Viele Patient:innen führen ihre Beschwerden laut Eysel jedoch nicht auf psychischen Druck zurück. „Häufig übersehen Patienten den seelischen Faktor und suchen nach einer organischen Ursache des Rückenschmerzes“, so der Orthopäde. Das kann langfristig dazu führen, dass sich Betroffene besonders fatale Konsequenzen ihrer Rückenschmerzen ausmalen und sich infolgedessen übermäßig schonen und kaum noch bewegen.

„Ich kann nicht mehr arbeiten, ich muss zu Hause bleiben.“

Auch Ärzt:innen können ein solches Verhalten fördern. Legen sie Patient:innen ohne eine umfassende Aufklärung zum Beispiel ein Röntgenbild der Wirbelsäule vor, könne dies die Vorstellung von Untergangsszenarien befeuern. Denn in der Wirbelsäule eines erwachsenen Menschen würde man immer bestimmte degenerative Veränderungen sehen, so Eysel. Diese seien jedoch harmlos und „so normal […] wie die Falten auf der Haut.“ Die Folge: Erläutert das medizinische Personal diesen Aspekt jedoch nicht, könnten Betroffene das Bild der Wirbelsäule übermäßig negativ auffassen.

Besonders bei Personen, die dazu tendieren, sich immer die schlimmstmöglichen Folgen auszumalen, könne dies zu hohem psychischem Druck führen.
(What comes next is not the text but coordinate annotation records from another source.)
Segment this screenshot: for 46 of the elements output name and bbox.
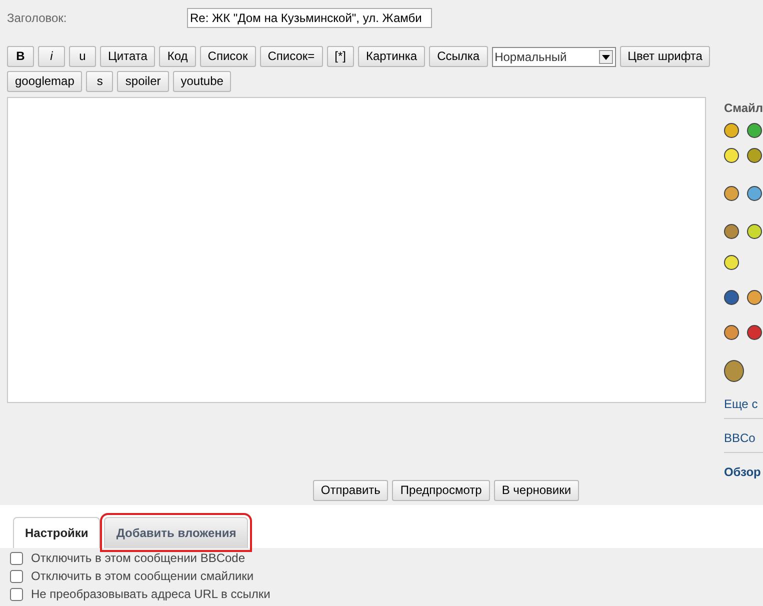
smiley-icon[interactable]	[724, 360, 744, 382]
smiley-icon[interactable]	[746, 224, 762, 239]
toolbar-button[interactable]: Код	[159, 46, 196, 67]
smiley-icon[interactable]	[724, 224, 739, 239]
smiley-icon[interactable]	[746, 290, 762, 305]
toolbar-button[interactable]: [*]	[326, 46, 354, 67]
tab[interactable]: Настройки	[13, 517, 100, 548]
checkbox[interactable]	[10, 552, 23, 564]
toolbar-button[interactable]: Картинка	[358, 46, 426, 67]
checkbox-label: Отключить в этом сообщении BBCode	[31, 550, 246, 567]
smiley-icon[interactable]	[746, 325, 762, 340]
panel-link[interactable]: Обзор	[724, 458, 763, 486]
toolbar-button[interactable]: Цвет шрифта	[620, 46, 710, 67]
toolbar-button[interactable]: i	[38, 46, 65, 67]
checkbox-label: Не преобразовывать адреса URL в ссылки	[31, 586, 270, 603]
smiley-icon[interactable]	[724, 290, 739, 305]
checkbox-label: Отключить в этом сообщении смайлики	[31, 568, 254, 585]
action-button[interactable]: Предпросмотр	[392, 480, 490, 501]
smiley-icon[interactable]	[724, 148, 739, 163]
smiley-icon[interactable]	[724, 255, 739, 270]
toolbar-button[interactable]: Список	[200, 46, 256, 67]
action-button[interactable]: Отправить	[312, 480, 388, 501]
panel-link[interactable]: Еще с	[724, 390, 763, 419]
smiley-icon[interactable]	[724, 325, 739, 340]
checkbox[interactable]	[10, 588, 23, 600]
toolbar-button[interactable]: Цитата	[100, 46, 156, 67]
smiley-icon[interactable]	[724, 123, 739, 138]
font-size-select[interactable]: Нормальный	[492, 46, 616, 66]
toolbar-button[interactable]: B	[7, 46, 34, 67]
toolbar-button[interactable]: Список=	[260, 46, 323, 67]
toolbar-button[interactable]: Ссылка	[429, 46, 488, 67]
toolbar-button[interactable]: s	[86, 71, 114, 92]
smiley-icon[interactable]	[746, 123, 762, 138]
smiley-icon[interactable]	[746, 148, 762, 163]
toolbar-button[interactable]: u	[69, 46, 96, 67]
field-label: Заголовок:	[7, 10, 68, 26]
toolbar-button[interactable]: googlemap	[7, 71, 82, 92]
toolbar-button[interactable]: spoiler	[117, 71, 169, 92]
subject-field[interactable]: Re: ЖК "Дом на Кузьминской", ул. Жамби	[187, 8, 432, 28]
action-button[interactable]: В черновики	[494, 480, 580, 501]
panel-title: Смайл	[724, 100, 763, 117]
toolbar-button[interactable]: youtube	[172, 71, 232, 92]
panel-link[interactable]: BBCo	[724, 424, 763, 453]
smiley-icon[interactable]	[746, 186, 762, 201]
smiley-icon[interactable]	[724, 186, 739, 201]
checkbox[interactable]	[10, 570, 23, 582]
Sie werden laut Eysel „recht schnell Vermeidungsstrategien entwickeln: Ich kann nicht mehr arbeiten, ich muss zu Hause bleiben.“ Die Beschwerden können sich so verstärken und chronisch werden. In besonders schweren Fällen schränkt die Sorge um die Rückenschmerzen das Leben der Betroffenen immer mehr ein.
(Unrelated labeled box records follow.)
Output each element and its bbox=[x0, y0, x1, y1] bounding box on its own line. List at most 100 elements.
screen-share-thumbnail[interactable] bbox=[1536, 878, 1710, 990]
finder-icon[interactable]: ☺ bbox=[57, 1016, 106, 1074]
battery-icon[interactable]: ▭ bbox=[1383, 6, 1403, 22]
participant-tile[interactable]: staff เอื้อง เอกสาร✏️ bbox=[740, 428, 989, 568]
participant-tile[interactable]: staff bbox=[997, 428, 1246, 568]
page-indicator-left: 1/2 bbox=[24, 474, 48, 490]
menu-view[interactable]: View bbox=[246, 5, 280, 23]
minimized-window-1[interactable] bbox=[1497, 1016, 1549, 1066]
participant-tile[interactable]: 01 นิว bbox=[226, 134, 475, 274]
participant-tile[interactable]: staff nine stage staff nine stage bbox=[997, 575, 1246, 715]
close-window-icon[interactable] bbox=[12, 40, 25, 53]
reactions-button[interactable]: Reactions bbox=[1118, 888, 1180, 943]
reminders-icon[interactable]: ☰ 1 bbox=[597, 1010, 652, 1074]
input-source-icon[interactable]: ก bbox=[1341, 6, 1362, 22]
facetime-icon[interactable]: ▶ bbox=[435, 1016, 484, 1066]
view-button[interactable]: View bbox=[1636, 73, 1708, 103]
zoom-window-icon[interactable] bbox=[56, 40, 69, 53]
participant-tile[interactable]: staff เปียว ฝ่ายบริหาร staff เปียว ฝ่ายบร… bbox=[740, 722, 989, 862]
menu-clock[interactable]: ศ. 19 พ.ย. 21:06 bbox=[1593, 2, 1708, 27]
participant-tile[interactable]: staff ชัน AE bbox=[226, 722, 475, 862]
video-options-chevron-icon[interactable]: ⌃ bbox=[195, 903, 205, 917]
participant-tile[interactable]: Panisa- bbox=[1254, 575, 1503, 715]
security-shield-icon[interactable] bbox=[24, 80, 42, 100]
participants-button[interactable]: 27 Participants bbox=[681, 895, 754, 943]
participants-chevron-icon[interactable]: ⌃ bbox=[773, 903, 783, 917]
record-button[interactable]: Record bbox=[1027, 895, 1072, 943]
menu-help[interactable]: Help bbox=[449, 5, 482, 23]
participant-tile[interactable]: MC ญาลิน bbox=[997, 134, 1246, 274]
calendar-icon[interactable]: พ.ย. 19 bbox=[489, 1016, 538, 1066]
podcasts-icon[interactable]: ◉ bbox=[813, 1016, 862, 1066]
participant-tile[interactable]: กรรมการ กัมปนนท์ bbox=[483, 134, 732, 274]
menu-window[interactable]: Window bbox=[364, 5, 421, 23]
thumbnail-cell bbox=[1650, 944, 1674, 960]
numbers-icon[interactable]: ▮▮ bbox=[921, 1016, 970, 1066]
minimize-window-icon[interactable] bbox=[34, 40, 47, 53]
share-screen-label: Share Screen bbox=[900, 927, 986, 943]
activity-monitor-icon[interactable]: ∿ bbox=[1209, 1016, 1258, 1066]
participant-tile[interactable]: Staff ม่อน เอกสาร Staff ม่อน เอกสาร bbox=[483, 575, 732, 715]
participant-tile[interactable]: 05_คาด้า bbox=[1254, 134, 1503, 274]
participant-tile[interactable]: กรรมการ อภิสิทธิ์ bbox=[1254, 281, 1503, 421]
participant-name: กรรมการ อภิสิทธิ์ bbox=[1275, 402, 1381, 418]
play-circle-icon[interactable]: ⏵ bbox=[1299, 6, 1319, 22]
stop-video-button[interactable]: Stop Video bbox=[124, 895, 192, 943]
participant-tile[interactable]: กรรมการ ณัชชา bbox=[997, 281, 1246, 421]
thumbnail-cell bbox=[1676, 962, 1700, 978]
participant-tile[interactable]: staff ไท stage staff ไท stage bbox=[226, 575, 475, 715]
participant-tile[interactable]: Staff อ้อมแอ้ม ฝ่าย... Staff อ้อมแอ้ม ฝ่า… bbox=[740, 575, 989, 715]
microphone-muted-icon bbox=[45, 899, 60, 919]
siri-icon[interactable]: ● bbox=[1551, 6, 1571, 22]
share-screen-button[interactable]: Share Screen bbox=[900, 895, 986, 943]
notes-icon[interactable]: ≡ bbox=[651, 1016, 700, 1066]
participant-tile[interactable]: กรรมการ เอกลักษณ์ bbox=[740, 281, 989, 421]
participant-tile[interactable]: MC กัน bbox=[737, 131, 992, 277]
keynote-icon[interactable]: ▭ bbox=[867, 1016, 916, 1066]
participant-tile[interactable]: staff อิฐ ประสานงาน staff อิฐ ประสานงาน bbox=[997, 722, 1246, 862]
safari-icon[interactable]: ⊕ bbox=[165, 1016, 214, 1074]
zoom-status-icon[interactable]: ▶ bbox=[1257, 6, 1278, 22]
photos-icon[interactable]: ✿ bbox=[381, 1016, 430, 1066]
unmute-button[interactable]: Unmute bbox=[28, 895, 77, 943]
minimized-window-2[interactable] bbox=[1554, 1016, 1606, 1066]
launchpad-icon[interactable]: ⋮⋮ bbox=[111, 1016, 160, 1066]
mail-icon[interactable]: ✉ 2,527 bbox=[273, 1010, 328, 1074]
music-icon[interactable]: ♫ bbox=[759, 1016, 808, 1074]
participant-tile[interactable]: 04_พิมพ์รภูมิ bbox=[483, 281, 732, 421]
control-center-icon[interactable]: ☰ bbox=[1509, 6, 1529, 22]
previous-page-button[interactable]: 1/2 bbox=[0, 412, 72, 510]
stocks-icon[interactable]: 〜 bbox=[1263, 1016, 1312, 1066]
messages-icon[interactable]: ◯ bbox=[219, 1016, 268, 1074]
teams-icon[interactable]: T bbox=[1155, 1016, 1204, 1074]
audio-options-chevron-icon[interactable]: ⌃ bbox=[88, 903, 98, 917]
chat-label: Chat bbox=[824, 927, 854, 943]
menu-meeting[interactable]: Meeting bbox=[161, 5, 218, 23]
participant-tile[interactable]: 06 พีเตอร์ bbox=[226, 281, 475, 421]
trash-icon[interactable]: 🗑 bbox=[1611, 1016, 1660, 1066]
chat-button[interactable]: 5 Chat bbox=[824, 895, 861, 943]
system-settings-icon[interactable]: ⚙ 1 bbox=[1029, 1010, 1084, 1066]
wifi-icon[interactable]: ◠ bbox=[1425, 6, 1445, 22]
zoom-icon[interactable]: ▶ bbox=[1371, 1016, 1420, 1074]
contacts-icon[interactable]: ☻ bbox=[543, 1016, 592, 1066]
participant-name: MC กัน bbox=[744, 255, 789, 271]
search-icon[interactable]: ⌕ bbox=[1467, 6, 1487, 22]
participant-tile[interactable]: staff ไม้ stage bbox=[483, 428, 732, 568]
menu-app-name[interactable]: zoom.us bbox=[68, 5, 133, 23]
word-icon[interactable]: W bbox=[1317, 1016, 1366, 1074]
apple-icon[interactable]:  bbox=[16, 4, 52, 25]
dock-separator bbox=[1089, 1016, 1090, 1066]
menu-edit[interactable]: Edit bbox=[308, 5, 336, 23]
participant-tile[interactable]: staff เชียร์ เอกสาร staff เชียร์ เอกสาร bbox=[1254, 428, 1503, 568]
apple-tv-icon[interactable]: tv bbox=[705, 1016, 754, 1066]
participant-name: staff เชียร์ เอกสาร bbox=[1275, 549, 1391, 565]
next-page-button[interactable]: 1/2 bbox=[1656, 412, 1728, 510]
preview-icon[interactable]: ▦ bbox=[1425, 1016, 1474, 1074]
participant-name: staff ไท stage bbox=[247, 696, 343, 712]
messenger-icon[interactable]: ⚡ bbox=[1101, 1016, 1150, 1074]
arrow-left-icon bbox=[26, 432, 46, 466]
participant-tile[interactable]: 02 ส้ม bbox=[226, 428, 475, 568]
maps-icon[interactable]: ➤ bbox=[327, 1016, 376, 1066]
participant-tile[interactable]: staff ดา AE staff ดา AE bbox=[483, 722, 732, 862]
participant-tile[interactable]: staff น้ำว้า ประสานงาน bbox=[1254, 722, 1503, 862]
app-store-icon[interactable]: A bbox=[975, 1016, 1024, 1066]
Das hilft gegen Rückenschmerzen

Laut Eysel ist es keine Lösung, ärztlichen Rat völlig zu meiden. Stattdessen sollten Betroffene am besten vorher etwas Zeit investieren, um empathische Ärzt:innen ausfindig zu machen. Dabei können zum Beispiel die Ratschläge und Empfehlungen von Freund:innen und Familie oder Online-Bewertungen helfen. Eysel findet es dabei wichtig, dass medizinische Expert:innen in erster Linie beruhigen. Denn in den meisten Fällen haben Rückenschmerzen eine harmlose Ursache und seien kein Hinweis auf eine ernste Erkrankung.
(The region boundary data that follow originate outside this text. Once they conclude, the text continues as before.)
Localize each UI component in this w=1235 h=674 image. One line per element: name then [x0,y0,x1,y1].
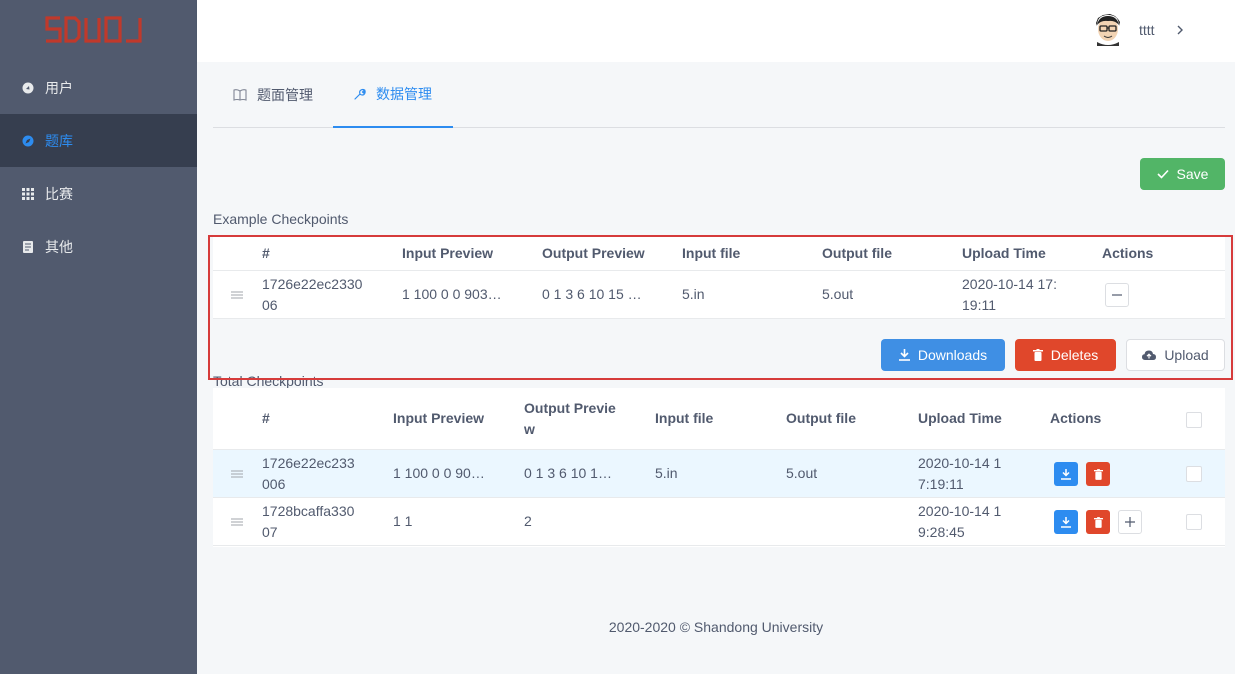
output-preview: 0 1 3 6 10 1… [524,465,612,481]
username[interactable]: tttt [1139,22,1155,38]
delete-button[interactable] [1086,462,1110,486]
drag-handle-icon[interactable] [231,498,243,545]
total-checkpoints-table: # Input Preview Output Previe w Input fi… [213,388,1225,547]
column-header: # [262,410,270,426]
row-checkbox[interactable] [1186,466,1202,482]
book-icon [233,89,247,101]
table-header-row: # Input Preview Output Previe w Input fi… [213,388,1225,450]
table-row[interactable]: 1726e22ec233 006 1 100 0 0 90… 0 1 3 6 1… [213,450,1225,498]
upload-time: 2020-10-14 1 7:19:11 [918,454,1002,492]
input-preview: 1 100 0 0 90… [393,465,485,481]
upload-time: 2020-10-14 1 9:28:45 [918,502,1002,540]
input-file: 5.in [655,465,678,481]
add-to-example-button[interactable] [1118,510,1142,534]
wrench-icon [353,88,366,101]
plus-icon [1125,517,1135,527]
drag-handle-icon[interactable] [231,450,243,497]
tab-label: 题面管理 [257,88,313,104]
tab-label: 数据管理 [376,87,432,103]
download-button[interactable] [1054,510,1078,534]
save-button[interactable]: Save [1140,158,1225,190]
sidebar-item-label: 其他 [45,239,73,256]
column-header: Actions [1050,410,1102,426]
output-file: 5.out [786,465,818,481]
top-header: tttt [197,0,1235,62]
column-header: Input Preview [393,410,485,426]
sidebar-item-contests[interactable]: 比赛 [0,167,197,220]
sduoj-logo[interactable] [44,14,142,46]
tab-data-management[interactable]: 数据管理 [333,62,453,128]
tab-bar: 题面管理 数据管理 [213,62,1225,128]
user-circle-icon [22,82,34,94]
checkpoint-id: 1728bcaffa330 07 [262,502,355,540]
sidebar-item-users[interactable]: 用户 [0,61,197,114]
download-icon [1061,516,1071,528]
compass-icon [22,135,34,147]
column-header: Output file [786,410,856,426]
sidebar-item-label: 比赛 [45,186,73,203]
output-preview: 2 [524,513,532,529]
select-all-checkbox[interactable] [1186,412,1202,428]
column-header: Output Previe w [524,399,616,437]
column-header: Upload Time [918,410,1002,426]
example-checkpoints-title: Example Checkpoints [213,211,349,227]
sidebar-item-others[interactable]: 其他 [0,220,197,273]
tab-problem-statement[interactable]: 题面管理 [213,62,333,128]
check-icon [1156,169,1169,179]
sidebar: 用户 题库 比赛 其他 [0,0,197,674]
trash-icon [1093,468,1103,480]
sidebar-item-label: 题库 [45,133,73,150]
checkpoint-id: 1726e22ec233 006 [262,454,355,492]
chevron-right-icon[interactable] [1177,25,1183,35]
document-icon [22,240,34,253]
footer-copyright: 2020-2020 © Shandong University [608,619,824,635]
sidebar-item-problems[interactable]: 题库 [0,114,197,167]
table-row[interactable]: 1728bcaffa330 07 1 1 2 2020-10-14 1 9:28… [213,498,1225,546]
sidebar-item-label: 用户 [45,80,73,97]
column-header: Input file [655,410,714,426]
download-button[interactable] [1054,462,1078,486]
row-checkbox[interactable] [1186,514,1202,530]
download-icon [1061,468,1071,480]
delete-button[interactable] [1086,510,1110,534]
grid-icon [22,187,34,200]
input-preview: 1 1 [393,513,413,529]
trash-icon [1093,516,1103,528]
highlight-box [208,235,1233,380]
avatar[interactable] [1093,14,1123,46]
Bleiben die Rückenschmerzen doch einmal etwas länger, empfiehlt der Orthopäde Folgendes:

  • Bei akuten Schmerzen sind Schmerzmittel empfehlenswert. Jedoch sollten Patient:innen sie nicht dauerhaft einnehmen.
  • Bewegung hilft, um Schmerzen vorzubeugen. Welche Art der Bewegung man wählt, ist laut Eysel nebensächlich. Man könne beispielsweise regelmäßig joggen gehen, Fahrrad fahren, Krafttraining oder gezielte Übungen für den Rücken ausführen, zum Beispiel solche, die gezielt Verspannungen lösen.
  • „Ein eher geringes Gewicht [könne] auf lange Sicht Rückenschmerzen vorbeugen“, so der Experte. Auch eine ausgewogene Ernährung und damit ein gesundes Gewicht seien deshalb empfehlenswert, um Beschwerden zu vermeiden.
  • Um psychischen Druck zu lindern, empfiehlt Eysel Entspannungsübungen, wie autogenes Training oder die progressive Muskelentspannung.